While scientists agree on the science consensus, that's what it is after all, there is not so much agreement on how to communicate it. I have one style, others have a different style, and I am fine with that diversity yet once a week someone who claims to be in "scicomm" calls me a Nazi or says I am doing it wrong because I refuse to subscribe to their political motivation or their cultural agenda or their style. Some others mean well and simply think fighting for science is wrong. I even wrote an article about it, If Our Science Tribe Was A Dungeons&Dragons Campaign, noting that it takes soldiers, diplomats, educators, and explorers together to make it all work. Anyone who claims their way is the only way is being hypothetical, they are surely not successful. If there can be one agreed on thing, it might be that focusing on science needs to be our First Principle. 

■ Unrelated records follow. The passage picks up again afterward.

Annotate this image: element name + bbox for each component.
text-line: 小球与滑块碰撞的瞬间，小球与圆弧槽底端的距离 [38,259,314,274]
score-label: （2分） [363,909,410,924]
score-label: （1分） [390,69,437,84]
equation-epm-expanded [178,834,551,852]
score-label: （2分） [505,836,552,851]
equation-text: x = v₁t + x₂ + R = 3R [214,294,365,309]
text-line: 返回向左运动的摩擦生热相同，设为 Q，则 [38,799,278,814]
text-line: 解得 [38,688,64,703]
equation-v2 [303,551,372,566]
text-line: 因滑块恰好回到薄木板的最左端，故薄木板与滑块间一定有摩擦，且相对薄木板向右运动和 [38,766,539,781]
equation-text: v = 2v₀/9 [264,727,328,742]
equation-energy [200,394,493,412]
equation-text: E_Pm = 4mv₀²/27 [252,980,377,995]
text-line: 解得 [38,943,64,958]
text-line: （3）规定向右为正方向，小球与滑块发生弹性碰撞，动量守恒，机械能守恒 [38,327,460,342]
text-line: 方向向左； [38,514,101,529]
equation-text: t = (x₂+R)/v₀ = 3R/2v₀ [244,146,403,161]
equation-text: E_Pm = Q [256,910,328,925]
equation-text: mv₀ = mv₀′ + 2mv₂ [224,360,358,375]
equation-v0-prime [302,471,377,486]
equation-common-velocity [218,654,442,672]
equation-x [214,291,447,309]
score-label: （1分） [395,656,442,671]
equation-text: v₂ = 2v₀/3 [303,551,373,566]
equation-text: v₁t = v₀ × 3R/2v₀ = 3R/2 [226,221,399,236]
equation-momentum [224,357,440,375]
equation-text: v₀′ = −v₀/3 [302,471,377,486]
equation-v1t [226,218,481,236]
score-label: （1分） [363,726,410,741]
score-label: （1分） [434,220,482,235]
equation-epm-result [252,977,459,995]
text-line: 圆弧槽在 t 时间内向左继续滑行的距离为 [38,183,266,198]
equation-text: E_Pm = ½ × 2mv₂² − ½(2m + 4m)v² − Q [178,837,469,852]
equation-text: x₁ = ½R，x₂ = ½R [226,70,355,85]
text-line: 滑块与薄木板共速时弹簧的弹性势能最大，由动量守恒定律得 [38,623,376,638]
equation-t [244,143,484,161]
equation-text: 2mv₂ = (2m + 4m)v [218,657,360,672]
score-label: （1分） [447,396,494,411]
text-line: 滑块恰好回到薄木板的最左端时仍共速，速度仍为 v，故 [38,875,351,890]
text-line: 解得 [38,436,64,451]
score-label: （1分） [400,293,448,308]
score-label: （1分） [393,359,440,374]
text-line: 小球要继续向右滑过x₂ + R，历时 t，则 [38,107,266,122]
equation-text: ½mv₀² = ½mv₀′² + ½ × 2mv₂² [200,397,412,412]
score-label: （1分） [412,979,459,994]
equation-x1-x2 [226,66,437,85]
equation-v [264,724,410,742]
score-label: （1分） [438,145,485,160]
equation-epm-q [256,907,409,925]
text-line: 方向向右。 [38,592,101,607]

At Skeptical Science, John Cook has an article listing the literature supporting the consensus about the Gateway Belief Model, which "finds that communicating the scientific consensus on climate change increased beliefs about climate change, which subsequently increases public support for climate policy."


Link: The consensus on consensus messaging

It makes complete sense there would be a consensus about communicating the consensus. If people used it and it worked more than once they naturally think it works, that is the difference between cargo cult science and an experimental method. But the people on our side on science issues are on our side, and the people who may be unsure can be reached, but action can get blocked by people in opposition. 

How much value is the gateway model in chasing the entrenched fringe? If I try to convince journalists Danny Hakim or Eric Lipton at the New York Times about the science consensus on food, they will say they don't deny science, they instead argue there is a corporate conspiracy. Most people who deny science don't overtly deny it, they instead say they accept opposing science, or believe there is an agenda beyond science, such as a corporate monopoly or deep state control.

Will the gateway belief model work for them?  It hasn't so far. But neither of those journalists deny climate change, and that is the problem with allowing journalists to accept only one consensus while dismissing the rest as 'not my issue.' If the public thinks the consensus is only to be trusted on one science, or is determined by the editorial skew of a newspaper, it undermines acceptance of all science.

Cook lists two papers that don't think the consensus model of science communication works, but one specifically focused on global warming denying conservatives. This is like asking vaccine denying progressives on the California coast if showing them more slides about health outcomes will convince them to protect children. It does not, they conflate consensus with conspiracy. We had to pass a law to force them to vaccinate their kids in Marin, Berkeley, and LA, and then those parents rushed to buy medical exemptions anyway. It does not mean the method does not work, it means we can't get wrapped around our intellectual axles worrying about one crank isue.

We're not going to ever reach everyone, there are still people who claim the earth is flat and that GMOs will ruin us and there is no point in trying to change their minds, we just have to limit their control over decisions. 

But the science has to remain front and center. Yes, we need to be creative, and yes we need to understand that we don't choose the narrative, the public does, and sometimes that means it's a values issue and not data. But the science has to be the foundation or else we're just like the people on the other side.